Question

A solid cube changes its volume such that its shape remains unchanged. For such a cube of unit volume, what will be the value of rate of change of volume?

(a) 3/8*(rate of change of area of any face of the cube)

(b) 3/4*(rate of change of area of any face of the cube)

(c) 3/10*(rate of change of area of any face of the cube)

(d) 3/2*(rate of change of area of any face of the cube)

The question was posed to me in an interview for internship.

The doubt is from Application of Derivative topic in section Application of Derivatives of Mathematics – Class 12

Answer 1

Right choice is (d) 3/2*(rate of change of area of any face of the cube)

Explanation: Let x be the length of a side of the cube.

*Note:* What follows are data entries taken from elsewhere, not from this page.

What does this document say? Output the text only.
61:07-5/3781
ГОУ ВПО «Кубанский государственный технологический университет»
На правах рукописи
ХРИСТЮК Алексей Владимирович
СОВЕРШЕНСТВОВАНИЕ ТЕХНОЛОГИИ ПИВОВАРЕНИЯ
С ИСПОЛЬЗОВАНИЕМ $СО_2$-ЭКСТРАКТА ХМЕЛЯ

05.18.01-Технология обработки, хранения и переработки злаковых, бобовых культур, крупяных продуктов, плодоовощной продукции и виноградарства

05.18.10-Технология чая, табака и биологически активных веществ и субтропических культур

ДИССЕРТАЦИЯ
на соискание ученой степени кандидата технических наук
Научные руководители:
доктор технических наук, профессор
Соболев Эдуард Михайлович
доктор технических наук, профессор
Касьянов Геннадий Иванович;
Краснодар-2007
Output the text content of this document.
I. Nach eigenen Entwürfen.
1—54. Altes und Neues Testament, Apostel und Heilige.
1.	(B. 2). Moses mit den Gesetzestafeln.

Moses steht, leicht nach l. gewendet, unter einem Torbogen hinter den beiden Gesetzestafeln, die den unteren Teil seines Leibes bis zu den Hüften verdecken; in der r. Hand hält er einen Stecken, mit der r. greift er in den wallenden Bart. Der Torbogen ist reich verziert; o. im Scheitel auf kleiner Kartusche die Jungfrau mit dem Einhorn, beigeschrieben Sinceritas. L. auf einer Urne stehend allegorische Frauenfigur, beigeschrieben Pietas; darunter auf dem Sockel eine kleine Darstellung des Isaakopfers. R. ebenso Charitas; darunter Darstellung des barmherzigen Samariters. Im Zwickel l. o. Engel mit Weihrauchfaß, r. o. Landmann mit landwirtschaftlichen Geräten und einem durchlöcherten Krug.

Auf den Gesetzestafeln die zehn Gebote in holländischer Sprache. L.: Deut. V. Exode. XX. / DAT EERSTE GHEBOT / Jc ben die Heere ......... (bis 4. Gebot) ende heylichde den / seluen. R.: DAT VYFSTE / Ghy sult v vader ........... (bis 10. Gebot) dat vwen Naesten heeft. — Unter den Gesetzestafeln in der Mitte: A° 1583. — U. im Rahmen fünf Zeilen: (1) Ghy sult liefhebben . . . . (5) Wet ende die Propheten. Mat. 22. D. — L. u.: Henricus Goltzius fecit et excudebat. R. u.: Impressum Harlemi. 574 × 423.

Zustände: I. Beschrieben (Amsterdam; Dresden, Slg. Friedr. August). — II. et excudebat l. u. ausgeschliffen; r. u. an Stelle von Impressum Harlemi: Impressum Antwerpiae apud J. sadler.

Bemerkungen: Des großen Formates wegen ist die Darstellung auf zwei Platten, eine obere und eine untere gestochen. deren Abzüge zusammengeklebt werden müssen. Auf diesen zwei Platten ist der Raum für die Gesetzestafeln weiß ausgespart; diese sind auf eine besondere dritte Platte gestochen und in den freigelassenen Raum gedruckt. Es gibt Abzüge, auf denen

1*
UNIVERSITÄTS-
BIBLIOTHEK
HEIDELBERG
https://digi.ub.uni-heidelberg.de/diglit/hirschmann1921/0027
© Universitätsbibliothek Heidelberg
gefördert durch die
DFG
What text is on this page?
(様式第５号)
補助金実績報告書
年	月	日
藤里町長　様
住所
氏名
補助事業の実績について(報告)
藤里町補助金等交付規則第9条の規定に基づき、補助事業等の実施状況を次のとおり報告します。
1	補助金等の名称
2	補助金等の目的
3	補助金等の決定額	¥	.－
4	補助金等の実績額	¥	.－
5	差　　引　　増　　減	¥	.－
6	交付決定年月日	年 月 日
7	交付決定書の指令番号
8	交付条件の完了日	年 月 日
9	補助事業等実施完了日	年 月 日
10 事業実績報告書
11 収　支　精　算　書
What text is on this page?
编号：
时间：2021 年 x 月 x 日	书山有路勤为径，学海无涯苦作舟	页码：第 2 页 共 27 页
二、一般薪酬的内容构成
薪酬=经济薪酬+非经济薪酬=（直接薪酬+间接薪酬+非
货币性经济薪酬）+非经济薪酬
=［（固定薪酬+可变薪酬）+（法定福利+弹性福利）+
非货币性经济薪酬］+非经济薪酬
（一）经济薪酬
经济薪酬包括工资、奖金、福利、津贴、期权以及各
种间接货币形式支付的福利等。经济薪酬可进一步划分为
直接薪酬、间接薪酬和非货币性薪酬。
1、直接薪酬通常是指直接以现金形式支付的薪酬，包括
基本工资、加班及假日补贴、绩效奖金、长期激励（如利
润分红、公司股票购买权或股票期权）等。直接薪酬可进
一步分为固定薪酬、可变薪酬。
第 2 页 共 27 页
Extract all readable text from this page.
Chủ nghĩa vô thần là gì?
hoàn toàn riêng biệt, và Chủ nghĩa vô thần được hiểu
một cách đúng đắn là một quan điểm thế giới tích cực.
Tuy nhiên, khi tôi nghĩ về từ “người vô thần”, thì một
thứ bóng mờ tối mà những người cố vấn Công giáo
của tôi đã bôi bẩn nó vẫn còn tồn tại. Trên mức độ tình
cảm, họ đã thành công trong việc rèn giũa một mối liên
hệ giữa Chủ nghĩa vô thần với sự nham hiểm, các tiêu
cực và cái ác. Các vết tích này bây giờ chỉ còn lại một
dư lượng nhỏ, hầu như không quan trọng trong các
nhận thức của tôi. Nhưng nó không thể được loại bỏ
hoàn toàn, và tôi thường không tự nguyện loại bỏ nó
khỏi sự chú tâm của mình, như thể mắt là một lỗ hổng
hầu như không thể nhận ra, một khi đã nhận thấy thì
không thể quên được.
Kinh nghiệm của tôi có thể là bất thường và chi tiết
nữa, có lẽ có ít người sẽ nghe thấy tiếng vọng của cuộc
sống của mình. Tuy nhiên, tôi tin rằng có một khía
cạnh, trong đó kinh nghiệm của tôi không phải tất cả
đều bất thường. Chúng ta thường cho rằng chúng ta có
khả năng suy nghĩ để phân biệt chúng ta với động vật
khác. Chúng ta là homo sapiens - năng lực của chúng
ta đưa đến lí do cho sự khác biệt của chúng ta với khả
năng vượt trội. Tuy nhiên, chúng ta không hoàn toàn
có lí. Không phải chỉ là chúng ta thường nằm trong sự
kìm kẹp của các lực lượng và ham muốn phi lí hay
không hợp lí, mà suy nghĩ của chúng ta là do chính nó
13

If v be the volume and s the area of any face of the cube, then

v = x^3 and s = x^2

Thus, dv/dt = dx^3/dt = 3x^2 (dx/dt)

And ds/dt = dx^2/dt = 2x(dx/dt)

Now, (dv/dt)/(ds/dt) = 3x/2

Or, dv/dt = (3x/2)(ds/dt)

Now, for a cube of unit volume we have,

v = 1

=>x = 1 [as, x is real]

Therefore, for a cube of unit volume [i.e. for x = 1], we get,

dv/dt = (3/2)(ds/dt)

Thus the rate of change of volume = 3/2*(rate of change of area of any face of the cube)